APQC: What is the cost of the finance function?

Writing in CFO Magazine, our friend Mary C. Driscoll of APQC takes a look at some of the results of APQC’s Open Standards Benchmarking assessment. The results are enlightening and confirm what we have seen with many of our clients over the past years.

cost of finance function

The difference between the top performing firms and the bottom performers, in terms of percentage of revenue spent on the finance function, is surprisingly large.  In the services industry, for example, the top performing organizations spend 0.57% of revenue on the finance function while the bottom performers spend a whopping 3.96%.  Think for a second about the implication of an additional 3% of revenue dropping straight to the bottom line. Driscoll lays the blame for the disparity squarely on a lack of leadership

The disparity stems from the refusal by some companies to evolve with the times or to respond to new demands arising from rapid organizational growth….

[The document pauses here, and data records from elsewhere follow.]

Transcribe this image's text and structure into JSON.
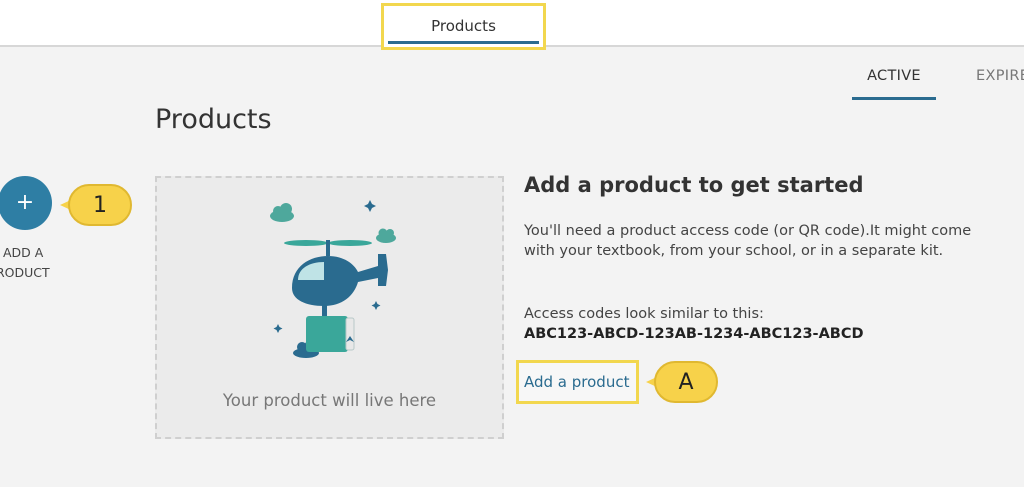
{
  "header": {
    "tab_label": "Products"
  },
  "filters": {
    "active_label": "ACTIVE",
    "expired_label": "EXPIRE"
  },
  "page": {
    "title": "Products"
  },
  "add_button": {
    "icon_glyph": "+",
    "label_line1": "ADD A",
    "label_line2": "RODUCT"
  },
  "callouts": {
    "one": "1",
    "a": "A"
  },
  "placeholder": {
    "caption": "Your product will live here"
  },
  "info": {
    "heading": "Add a product to get started",
    "body": "You'll need a product access code (or QR code).It might come with your textbook, from your school, or in a separate kit.",
    "codes_label": "Access codes look similar to this:",
    "code_example": "ABC123-ABCD-123AB-1234-ABC123-ABCD",
    "link": "Add a product"
  },
  "colors": {
    "accent": "#2a6b8f",
    "fab": "#2e7ea4",
    "highlight": "#f2d74e",
    "callout": "#f7d24a",
    "teal": "#3aa79a",
    "cloud": "#4ea89c"
  }
}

…In some organizations, the killer factor is a lack of a consistent vision for continuous improvement of financial management processes. Unless company leaders realize that financial management processes are crucial to the smooth running of the enterprise, meaningful improvements that could come to fruition never will.

But even this understates the lost opportunity cost.  When a finance team is inefficient, or focused purely on reducing costs, they miss the opportunity to become a proactive member of the management team adding value through analysis and strategically looking forward.

The winning CFOs have proven to be those who saw and responded to the need for finance to be agile. They saw the need to help the organization bend and stretch through mergers, acquisitions, divestitures, and new markets—and to create capital allocation and process innovation strategies to satisfy customers and shareholders.

Rather than simply processing transactions at a low cost, these leaders positioned finance as a competent analytics partner for organizational leaders. These CFOs led the evolution of finance from balance sheet management to strategic leadership, and along the way, they created efficient finance teams that really do accomplish more work for less. What are the others waiting for?